Retinal degenerative diseases resulting in the loss of photoreceptors are one of the major causes of blindness. Photoreceptor replacement therapy is a promising treatment because the transplantation of retina-derived photoreceptors can be applied now to different murine retinopathies to restore visual function. To have an unlimited source of photoreceptors, we derived a transgenic embryonic stem cell (ESC) line in which the Crx-GFP transgene is expressed in photoreceptors and assessed the capacity of a 3D culture protocol to produce integration-competent photoreceptors. This culture system allows the production of a large number of photoreceptors recapitulating the in vivo development. After transplantation, integrated cells showed the typical morphology of mature rods bearing external segments and ribbon synapses.
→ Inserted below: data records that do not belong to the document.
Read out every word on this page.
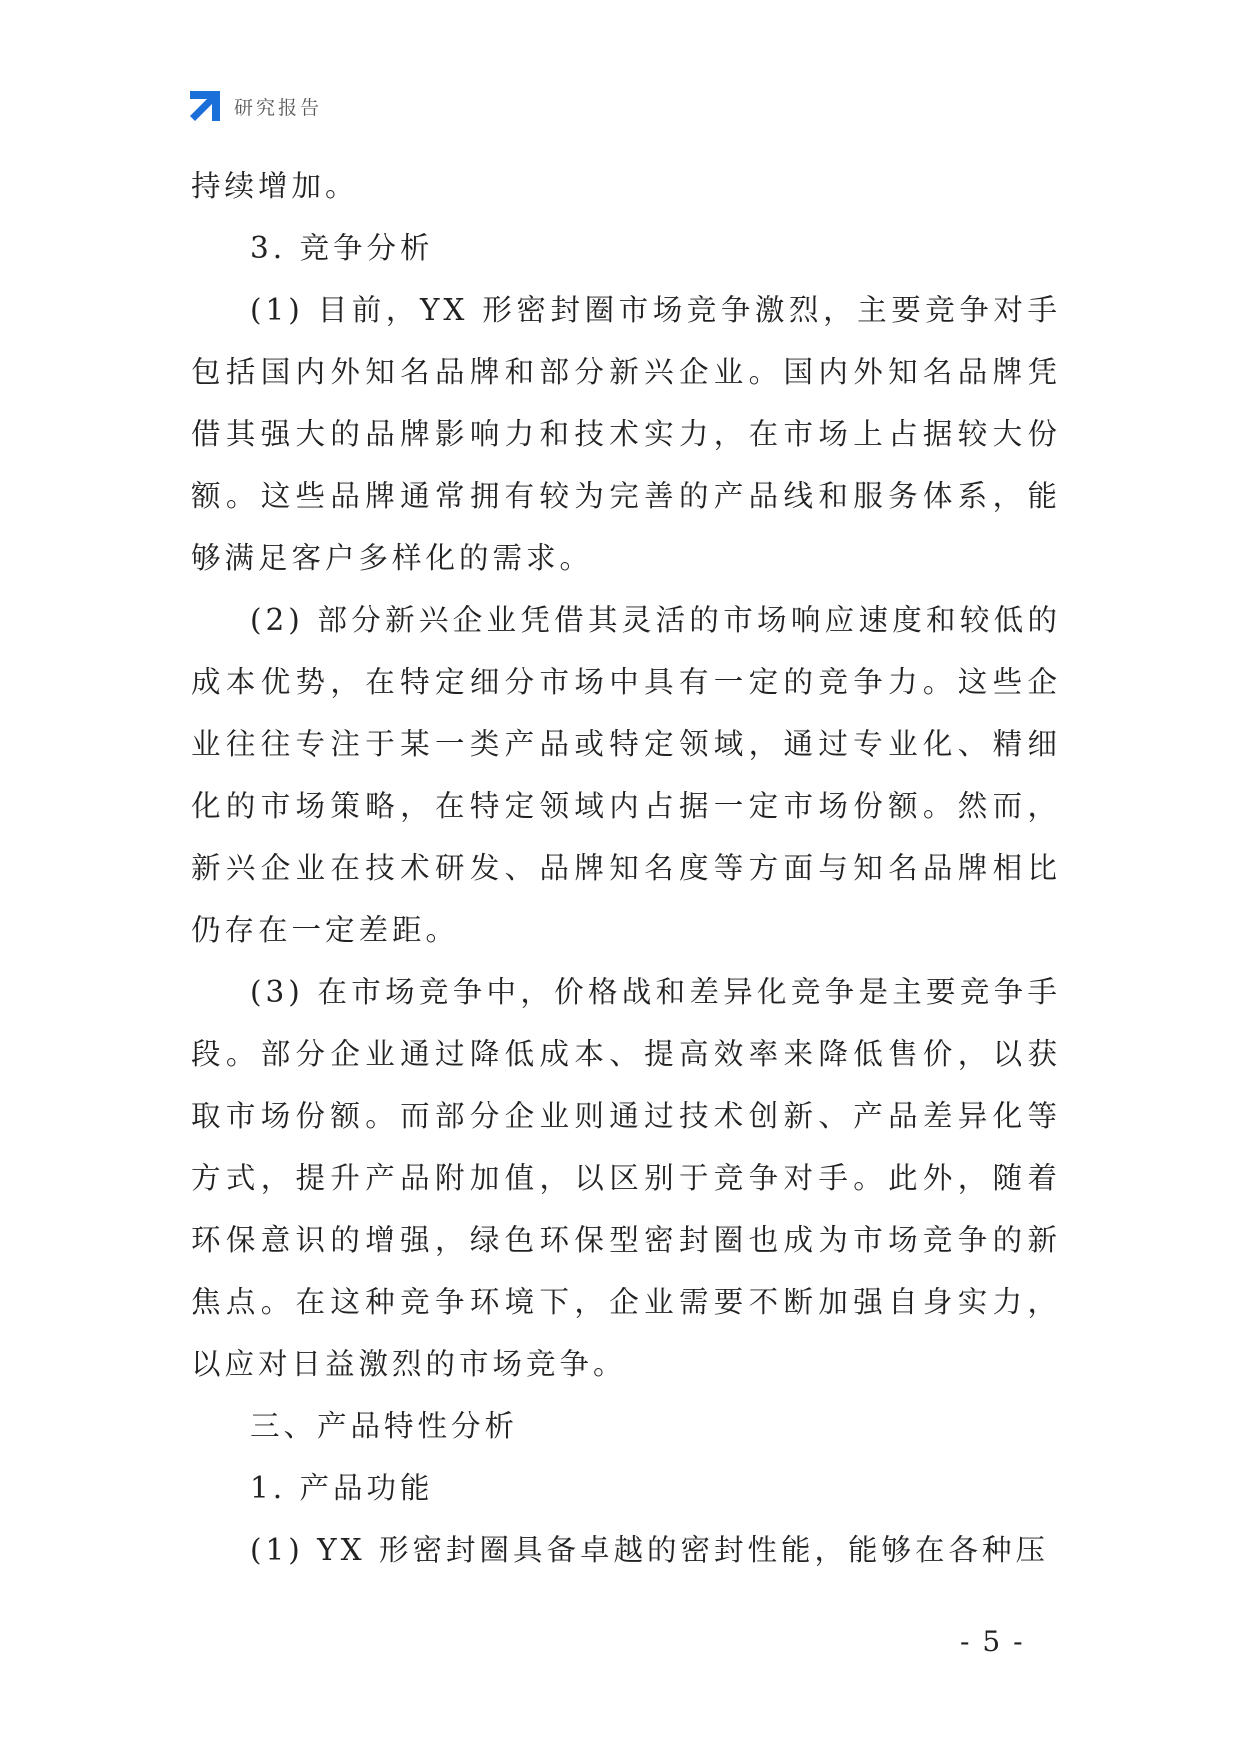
研究报告

持续增加。

3. 竞争分析

(1) 目前，YX 形密封圈市场竞争激烈，主要竞争对手包括国内外知名品牌和部分新兴企业。国内外知名品牌凭借其强大的品牌影响力和技术实力，在市场上占据较大份额。这些品牌通常拥有较为完善的产品线和服务体系，能够满足客户多样化的需求。

(2) 部分新兴企业凭借其灵活的市场响应速度和较低的成本优势，在特定细分市场中具有一定的竞争力。这些企业往往专注于某一类产品或特定领域，通过专业化、精细化的市场策略，在特定领域内占据一定市场份额。然而，新兴企业在技术研发、品牌知名度等方面与知名品牌相比仍存在一定差距。

(3) 在市场竞争中，价格战和差异化竞争是主要竞争手段。部分企业通过降低成本、提高效率来降低售价，以获取市场份额。而部分企业则通过技术创新、产品差异化等方式，提升产品附加值，以区别于竞争对手。此外，随着环保意识的增强，绿色环保型密封圈也成为市场竞争的新焦点。在这种竞争环境下，企业需要不断加强自身实力，以应对日益激烈的市场竞争。

三、产品特性分析

1. 产品功能

(1) YX 形密封圈具备卓越的密封性能，能够在各种压

- 5 -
We conclude that a 3D protocol coupled with ESCs provides a safe and renewable source of photoreceptors displaying a development and transplantation competence comparable to photoreceptors from age-matched retinas.
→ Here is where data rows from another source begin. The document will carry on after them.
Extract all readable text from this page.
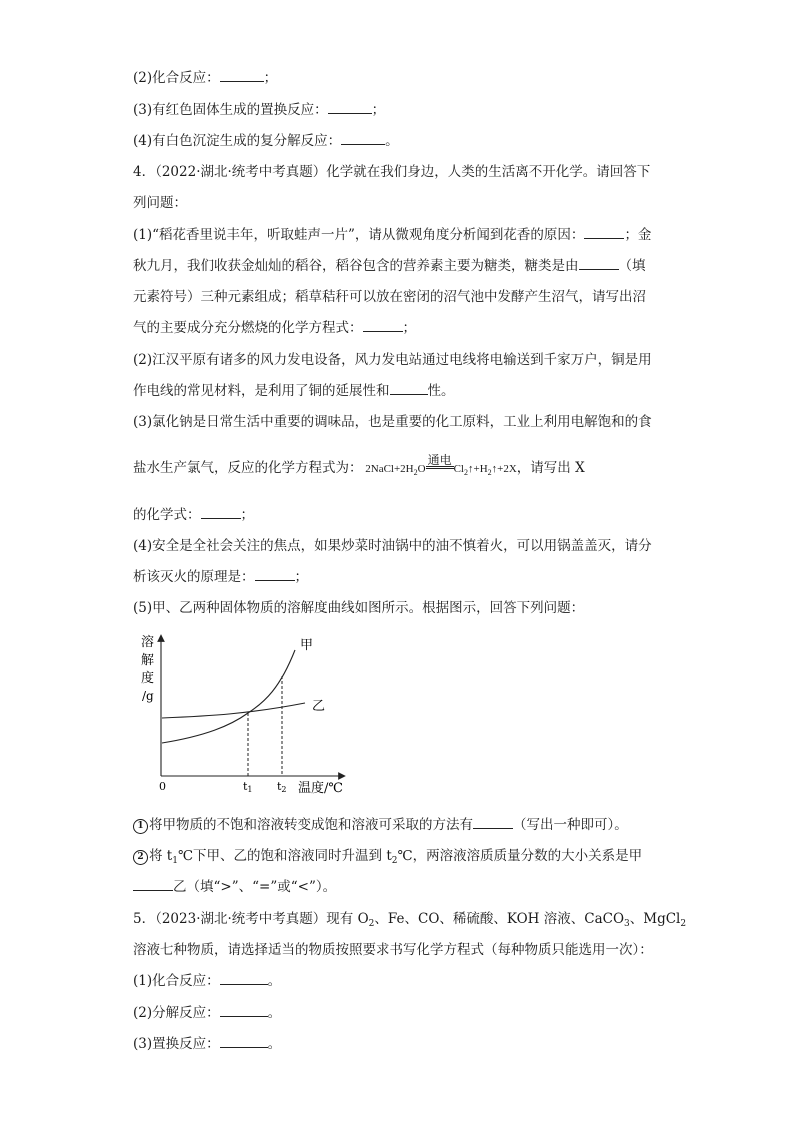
(2)化合反应：	；
(3)有红色固体生成的置换反应：	；
(4)有白色沉淀生成的复分解反应：	。
4．（2022·湖北·统考中考真题）化学就在我们身边，人类的生活离不开化学。请回答下
列问题：
(1)“稻花香里说丰年，听取蛙声一片”，请从微观角度分析闻到花香的原因：	；金
秋九月，我们收获金灿灿的稻谷，稻谷包含的营养素主要为糖类，糖类是由	（填
元素符号）三种元素组成；稻草秸秆可以放在密闭的沼气池中发酵产生沼气，请写出沼
气的主要成分充分燃烧的化学方程式：	；
(2)江汉平原有诸多的风力发电设备，风力发电站通过电线将电输送到千家万户，铜是用
作电线的常见材料，是利用了铜的延展性和	性。
(3)氯化钠是日常生活中重要的调味品，也是重要的化工原料，工业上利用电解饱和的食
盐水生产氯气，反应的化学方程式为： $2NaCl+2H_2O$
通电
$Cl_2↑+H_2↑+2X$，请写出 X
的化学式：	；
(4)安全是全社会关注的焦点，如果炒菜时油锅中的油不慎着火，可以用锅盖盖灭，请分
析该灭火的原理是：	；
(5)甲、乙两种固体物质的溶解度曲线如图所示。根据图示，回答下列问题：
溶
解
度
/g
甲
乙
0	t1 t2 温度/℃
1 将甲物质的不饱和溶液转变成饱和溶液可采取的方法有	（写出一种即可）。
2 将 $t_1℃$下甲、乙的饱和溶液同时升温到 $t_2℃$，两溶液溶质质量分数的大小关系是甲
乙（填“>”、“=”或“<”）。
5．（2023·湖北·统考中考真题）现有 $O_2$、Fe、CO、稀硫酸、KOH 溶液、CaCO$_3$、MgCl$_2$
溶液七种物质，请选择适当的物质按照要求书写化学方程式（每种物质只能选用一次）：
(1)化合反应：	。
(2)分解反应：	。
(3)置换反应：	。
De novo isolation of Crx-GFP embryonic stem cell lines to trace photoreceptors
3D culture system fine-tuning to generate many integration-competent photoreceptors
Revealing in-vitro- and in-vivo-developing retina similarities
Characterization of the most appropriate stage to transplant photoreceptors
Photoreceptor replacement therapy is feasible because the transplantation of retina-derived photoreceptors can restore some visual functions of blind mice. To have an unlimited source of photoreceptors, Arsenijevic, Decembrini, and colleagues derived a specific ESC line to trace photoreceptors and established a 3D protocol to produce large amounts of integration-competent photoreceptors. Integrated cells develop active synapses, external segments, and make connections with the recipient retina.